El paciente pediátrico de 26 meses fue llevado al Hospital de Amistad Vietnam-Alemania en estado de pánico, con abundante sangrado y una serie de heridas de mordeduras de perro en la cabeza, la cara y el cuello.
Lo más preocupante es una herida profunda que se extiende desde la región temporal a través de la mejilla hasta la región cervical derecha, ubicada cerca de la posición de la arteria carótida. Esta es una región quirúrgica particularmente peligrosa, porque solo una mordedura un poco más profunda puede dañar la arteria carótida, causando hemorragias agudas que amenazan la vida o dejando graves secuelas neurológicas.
No solo es peligrosa por el riesgo de daño vascular mayor, sino que la herida también se encuentra en el camino de las ramas del nervio facial VII y el sistema de las glándulas salivales del oído.
Según el profesor asociado y doctor Nguyen Hong Ha, jefe del Departamento de Cirugía Maxilofacial - Plástica y Estética, Hospital de la Amistad Vietnam-Alemania, si la lesión del nervio craneal VII y el tubo saliviano no se detecta ni se trata desde el principio, las consecuencias pueden ser muy graves.
“La rotura o daño del nervio craneal VII puede causar parálisis facial, boca torcida, incapacidad para cerrar los ojos, lo que lleva al riesgo de úlceras de la córnea y afecta a largo plazo la función, la estética y la psicología del niño. Mientras tanto, si el conducto saliviano está dañado y no se recupera, la saliva puede salir de la piel, causando fugas de saliva prolongadas, dañando los tejidos y dificultando la curación de la herida”, dijo el profesor asociado Dr. Nguyen Hong Ha.
Otra lesión particularmente grave se encuentra en la mandíbula superior, las pestañas inferiores y los pómulos izquierdos. El bebé tiene la mucosa superior de la mandíbula desgarrada, la parte blanda destrozada en una amplia zona, formando una vía desde la cavidad bucal hasta la cuenca ocular.

En particular, los dos dientes superiores de la mandíbula del niño se rompieron y fueron empujados profundamente en la cuenca del ojo, ubicados cerca del globo ocular, amenazando directamente la visión. Además de las lesiones anteriores, el paciente pediátrico también sufrió un descascaramiento generalizado del cuero cabelludo, labios y la zona debajo de la barbilla aplastados, causando una pérdida de sangre significativa.

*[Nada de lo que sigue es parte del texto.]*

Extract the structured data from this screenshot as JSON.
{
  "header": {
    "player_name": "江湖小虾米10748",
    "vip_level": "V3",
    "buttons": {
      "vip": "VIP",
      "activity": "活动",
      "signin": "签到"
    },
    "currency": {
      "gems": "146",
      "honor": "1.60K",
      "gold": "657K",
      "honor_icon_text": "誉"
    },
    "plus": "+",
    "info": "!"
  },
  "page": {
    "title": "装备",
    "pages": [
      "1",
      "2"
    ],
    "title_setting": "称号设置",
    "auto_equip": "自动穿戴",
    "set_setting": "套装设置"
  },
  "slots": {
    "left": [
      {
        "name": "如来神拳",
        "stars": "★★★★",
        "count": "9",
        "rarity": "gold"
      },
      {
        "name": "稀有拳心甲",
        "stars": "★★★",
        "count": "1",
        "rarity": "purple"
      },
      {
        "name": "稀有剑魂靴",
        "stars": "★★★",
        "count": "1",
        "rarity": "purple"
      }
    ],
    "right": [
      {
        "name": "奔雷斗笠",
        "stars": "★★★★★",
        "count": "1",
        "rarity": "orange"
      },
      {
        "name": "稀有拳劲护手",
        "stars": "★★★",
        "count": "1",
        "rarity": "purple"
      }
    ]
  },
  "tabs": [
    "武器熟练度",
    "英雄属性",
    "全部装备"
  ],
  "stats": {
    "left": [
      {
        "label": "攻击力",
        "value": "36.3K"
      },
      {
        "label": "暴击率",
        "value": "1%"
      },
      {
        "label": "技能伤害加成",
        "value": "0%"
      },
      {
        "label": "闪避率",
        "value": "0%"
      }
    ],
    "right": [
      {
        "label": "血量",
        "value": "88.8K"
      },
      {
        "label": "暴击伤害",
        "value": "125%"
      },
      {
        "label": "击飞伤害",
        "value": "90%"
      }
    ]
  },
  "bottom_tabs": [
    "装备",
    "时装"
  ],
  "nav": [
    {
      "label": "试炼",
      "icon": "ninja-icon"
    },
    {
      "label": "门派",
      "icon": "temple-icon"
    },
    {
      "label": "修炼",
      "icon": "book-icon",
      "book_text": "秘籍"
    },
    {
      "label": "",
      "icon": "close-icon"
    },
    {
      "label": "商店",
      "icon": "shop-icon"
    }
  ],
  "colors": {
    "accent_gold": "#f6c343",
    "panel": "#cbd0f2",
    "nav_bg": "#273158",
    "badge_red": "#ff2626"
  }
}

Inmediatamente después de recibir al paciente pediátrico, el Hospital de la Amistad Vietnam-Alemania activó inmediatamente el sistema de emergencia multidisciplinario.
Debido a que el paciente pediátrico tiene solo 26 meses de edad, está en estado de pánico y no puede cooperar para un examen completo, es muy difícil evaluar con precisión el grado de daño a los tejidos blandos, nervios y glándulas salivales. Por lo tanto, los médicos continúan realizando exámenes y evaluaciones detalladas en el quirófano inmediatamente después de que el paciente pediátrico fue anestesiado de cuerpo entero.
Con el apoyo de microscopios, el equipo del Departamento de Cirugía Maxilofacial y Cirugía Plástica Plástica realizó una disección meticulosa desde la raíz hasta las ramas del nervio facial para determinar con precisión la ubicación de la lesión, y al mismo tiempo restaurar el sistema de conductos de las glándulas salivales parotidales.
Los médicos también retiraron de forma segura dos dientes empujados a la cavidad ocular, conservando intactos los globos oculares; al mismo tiempo, limpiaron las lesiones, corrigieron el área fracturada y reconstruyeron las complejas lesiones en la mejilla y el párpado izquierdo.
Otro gran desafío en la cirugía es el riesgo de infección. Las heridas de mordeduras de animales a menudo contienen muchos tipos de bacterias, incluidas las bacterias anaerobias, que son especialmente peligrosas cuando la herida está en la cabeza y la cara.
Gracias a la profunda experiencia en cirugía plástica y microcirugía, el equipo trató todas las lesiones en una sola cirugía, creando las condiciones óptimas para que el niño se recuperara. Después de la cirugía y el proceso de tratamiento, el estado del paciente pediátrico se estabilizó y el niño fue dado de alta del hospital.
Según la evaluación de los médicos, si el proceso de recuperación se desarrolla sin problemas, la capacidad de recuperación funcional de la cabeza y la cara del niño puede alcanzar alrededor del 90-95%, reduciendo así significativamente el riesgo de dejar graves secuelas funcionales y estéticas en el futuro.